Josh: It’s all been great, although going back into education after a 30 year break was an adjustment! Writing the first essay was a bit of a stretch. Everyone has been very supportive, my fellow students particularly. It’s great to have found a community to which I belong, and the beginnings of such a fulfilling career in a safe, caring environment.
What qualities are most desirable in a humanist pastoral carer?
Louie: To show genuine care for the other human being in front of you. To be open to what they are saying to you, and to listen in a respectful and non-judgemental manner. I have a passion for caring for others which drives everything I do in my work.
Josh: It’s all about empathy and listening, being present with other people and supporting them, giving them a safe space to open up and talk. You need to be interested in others, and you need to be able to work with people who you don’t agree with at all. No dogma, no judgement. Just care and attention.
What job prospects do you now have post-study?

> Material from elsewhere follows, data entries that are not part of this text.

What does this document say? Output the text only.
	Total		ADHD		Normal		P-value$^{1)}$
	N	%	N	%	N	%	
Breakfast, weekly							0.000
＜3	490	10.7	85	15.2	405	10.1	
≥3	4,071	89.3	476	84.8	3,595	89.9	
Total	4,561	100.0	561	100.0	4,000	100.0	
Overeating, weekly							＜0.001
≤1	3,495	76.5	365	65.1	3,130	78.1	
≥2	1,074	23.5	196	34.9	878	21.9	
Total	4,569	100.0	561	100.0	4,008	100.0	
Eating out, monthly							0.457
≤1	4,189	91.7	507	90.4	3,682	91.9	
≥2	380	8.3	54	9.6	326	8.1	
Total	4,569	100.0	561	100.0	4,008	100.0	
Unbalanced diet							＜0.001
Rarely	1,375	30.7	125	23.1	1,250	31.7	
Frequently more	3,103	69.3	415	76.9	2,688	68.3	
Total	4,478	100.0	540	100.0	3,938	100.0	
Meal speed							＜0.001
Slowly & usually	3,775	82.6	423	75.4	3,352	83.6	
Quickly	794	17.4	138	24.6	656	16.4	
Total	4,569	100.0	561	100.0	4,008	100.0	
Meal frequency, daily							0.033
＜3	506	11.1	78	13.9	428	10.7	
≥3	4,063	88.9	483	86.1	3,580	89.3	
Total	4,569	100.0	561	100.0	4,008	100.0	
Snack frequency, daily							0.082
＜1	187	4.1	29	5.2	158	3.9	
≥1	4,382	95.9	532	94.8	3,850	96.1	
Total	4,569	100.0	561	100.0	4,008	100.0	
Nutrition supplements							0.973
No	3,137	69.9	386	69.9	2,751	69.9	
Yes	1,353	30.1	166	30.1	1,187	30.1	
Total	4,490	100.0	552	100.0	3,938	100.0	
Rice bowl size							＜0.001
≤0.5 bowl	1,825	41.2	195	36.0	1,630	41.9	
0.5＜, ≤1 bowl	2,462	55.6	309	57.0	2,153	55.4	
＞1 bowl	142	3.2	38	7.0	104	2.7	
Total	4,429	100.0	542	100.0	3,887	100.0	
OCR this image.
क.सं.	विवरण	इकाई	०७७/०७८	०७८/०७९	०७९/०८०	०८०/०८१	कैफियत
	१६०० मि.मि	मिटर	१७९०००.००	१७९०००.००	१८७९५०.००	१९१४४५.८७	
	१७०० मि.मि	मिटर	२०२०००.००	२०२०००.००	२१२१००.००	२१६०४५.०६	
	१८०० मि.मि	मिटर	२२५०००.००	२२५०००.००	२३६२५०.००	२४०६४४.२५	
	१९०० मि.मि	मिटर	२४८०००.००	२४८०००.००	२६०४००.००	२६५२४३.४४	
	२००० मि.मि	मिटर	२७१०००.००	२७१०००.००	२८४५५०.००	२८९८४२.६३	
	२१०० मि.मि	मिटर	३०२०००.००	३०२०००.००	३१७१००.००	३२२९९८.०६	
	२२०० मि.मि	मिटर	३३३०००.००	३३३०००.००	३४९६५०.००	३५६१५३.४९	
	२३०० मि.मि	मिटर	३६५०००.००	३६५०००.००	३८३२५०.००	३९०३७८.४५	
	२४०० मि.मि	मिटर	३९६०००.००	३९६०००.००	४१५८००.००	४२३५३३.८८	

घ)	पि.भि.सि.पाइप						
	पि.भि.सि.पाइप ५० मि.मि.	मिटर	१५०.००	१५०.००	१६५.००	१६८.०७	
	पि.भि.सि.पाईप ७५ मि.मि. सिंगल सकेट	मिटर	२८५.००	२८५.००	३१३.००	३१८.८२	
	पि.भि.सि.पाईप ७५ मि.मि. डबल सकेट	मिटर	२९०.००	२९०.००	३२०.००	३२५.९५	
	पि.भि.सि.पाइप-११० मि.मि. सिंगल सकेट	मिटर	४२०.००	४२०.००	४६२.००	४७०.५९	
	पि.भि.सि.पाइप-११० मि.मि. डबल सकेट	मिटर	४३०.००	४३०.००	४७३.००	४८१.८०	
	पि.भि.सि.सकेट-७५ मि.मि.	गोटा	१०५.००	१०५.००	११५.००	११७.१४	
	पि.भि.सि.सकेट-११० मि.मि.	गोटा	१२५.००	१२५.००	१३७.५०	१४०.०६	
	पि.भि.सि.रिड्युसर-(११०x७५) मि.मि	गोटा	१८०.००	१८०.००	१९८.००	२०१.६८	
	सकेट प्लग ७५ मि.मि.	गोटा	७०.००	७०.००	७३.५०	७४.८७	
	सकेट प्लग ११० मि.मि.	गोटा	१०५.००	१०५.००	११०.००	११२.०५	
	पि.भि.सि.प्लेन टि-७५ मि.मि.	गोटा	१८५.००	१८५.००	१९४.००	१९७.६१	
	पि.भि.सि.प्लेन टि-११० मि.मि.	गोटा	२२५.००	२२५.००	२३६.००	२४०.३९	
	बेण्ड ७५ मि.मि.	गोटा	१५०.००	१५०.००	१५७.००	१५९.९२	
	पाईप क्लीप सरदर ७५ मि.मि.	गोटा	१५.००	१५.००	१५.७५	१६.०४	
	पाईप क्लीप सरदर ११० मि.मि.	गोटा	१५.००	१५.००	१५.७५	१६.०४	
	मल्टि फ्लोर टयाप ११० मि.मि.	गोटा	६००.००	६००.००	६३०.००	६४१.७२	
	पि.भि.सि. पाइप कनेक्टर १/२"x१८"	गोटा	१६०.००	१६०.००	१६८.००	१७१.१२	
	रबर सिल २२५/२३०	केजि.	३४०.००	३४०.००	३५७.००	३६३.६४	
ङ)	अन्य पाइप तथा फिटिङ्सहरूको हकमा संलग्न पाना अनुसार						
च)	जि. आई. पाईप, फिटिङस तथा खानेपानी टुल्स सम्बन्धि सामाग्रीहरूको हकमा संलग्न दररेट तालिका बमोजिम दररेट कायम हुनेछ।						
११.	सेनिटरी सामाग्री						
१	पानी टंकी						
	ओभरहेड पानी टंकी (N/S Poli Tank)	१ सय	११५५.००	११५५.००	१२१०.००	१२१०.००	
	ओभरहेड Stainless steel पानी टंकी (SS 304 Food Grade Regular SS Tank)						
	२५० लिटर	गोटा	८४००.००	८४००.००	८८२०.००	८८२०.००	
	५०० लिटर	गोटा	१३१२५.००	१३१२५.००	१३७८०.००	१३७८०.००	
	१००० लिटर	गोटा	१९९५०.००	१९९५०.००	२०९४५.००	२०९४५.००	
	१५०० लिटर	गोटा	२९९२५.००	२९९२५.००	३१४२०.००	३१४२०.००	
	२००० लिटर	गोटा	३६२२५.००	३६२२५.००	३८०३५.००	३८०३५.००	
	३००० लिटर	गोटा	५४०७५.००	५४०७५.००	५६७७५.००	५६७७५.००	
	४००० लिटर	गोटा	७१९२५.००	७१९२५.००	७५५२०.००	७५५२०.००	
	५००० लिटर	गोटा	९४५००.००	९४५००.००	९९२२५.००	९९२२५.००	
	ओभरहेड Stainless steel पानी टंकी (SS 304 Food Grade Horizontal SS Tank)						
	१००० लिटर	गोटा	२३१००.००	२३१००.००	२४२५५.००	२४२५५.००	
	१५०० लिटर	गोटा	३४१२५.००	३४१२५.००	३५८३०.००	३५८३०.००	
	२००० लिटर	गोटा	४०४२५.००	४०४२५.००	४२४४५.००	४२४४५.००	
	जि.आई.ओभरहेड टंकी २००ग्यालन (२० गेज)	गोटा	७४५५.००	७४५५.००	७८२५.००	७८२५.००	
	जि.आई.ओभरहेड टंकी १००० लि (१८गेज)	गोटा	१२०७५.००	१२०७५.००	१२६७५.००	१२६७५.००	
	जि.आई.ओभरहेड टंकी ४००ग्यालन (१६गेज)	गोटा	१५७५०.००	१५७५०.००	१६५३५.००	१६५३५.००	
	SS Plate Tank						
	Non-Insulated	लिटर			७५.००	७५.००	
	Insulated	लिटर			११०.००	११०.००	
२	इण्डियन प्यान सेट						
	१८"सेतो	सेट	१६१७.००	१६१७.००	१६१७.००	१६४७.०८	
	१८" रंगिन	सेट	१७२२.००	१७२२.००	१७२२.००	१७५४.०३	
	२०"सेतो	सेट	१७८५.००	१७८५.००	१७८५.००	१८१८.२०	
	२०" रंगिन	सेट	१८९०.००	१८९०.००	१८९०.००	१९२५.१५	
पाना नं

Louie: Luckily, I obtained a chaplaincy/pastoral care position in the NHS before finishing the MA. I think that non-religious pastoral support must grow because there are so few of us out there. Personally, I love healthcare chaplaincy, and I think I will remain in the NHS until I retire.
Josh: I’ve just been appointed as a non-religious pastoral carer at a hospital in London, and as a ‘sessional chaplain’ at prison in Milton Keynes. One of the things that makes us so employable compared with others is the is the celebrancy aspect of the MA. There are a number of infant funerals a month at any general hospital, as well as deathbed weddings and the occasional naming. Both the lead chaplains I’ve spoken to have told me that this skill is extremely valuable. The whole sector is open to us.
How does pastoral care relate to your view of life as a humanist?
Louie: We only live once. We do not lose anything by supporting one another through the difficulties that life throws at us – holding each other as we pass from birth to death. For me, that is the essence of humanism. As a pastoral carer I do that every day, and it is an absolute privilege to be there for others, offering them support in their hour of need. If we do not help each other, who will?
Josh: When you look at the 2002 Amsterdam Declaration, it could have been written about pastoral care! I try to be: ethical, rational, I support the human rights of the patient, to be socially responsible, and I hope that I’m helping people to fulfil themselves. I know I find the work supremely fulfilling myself.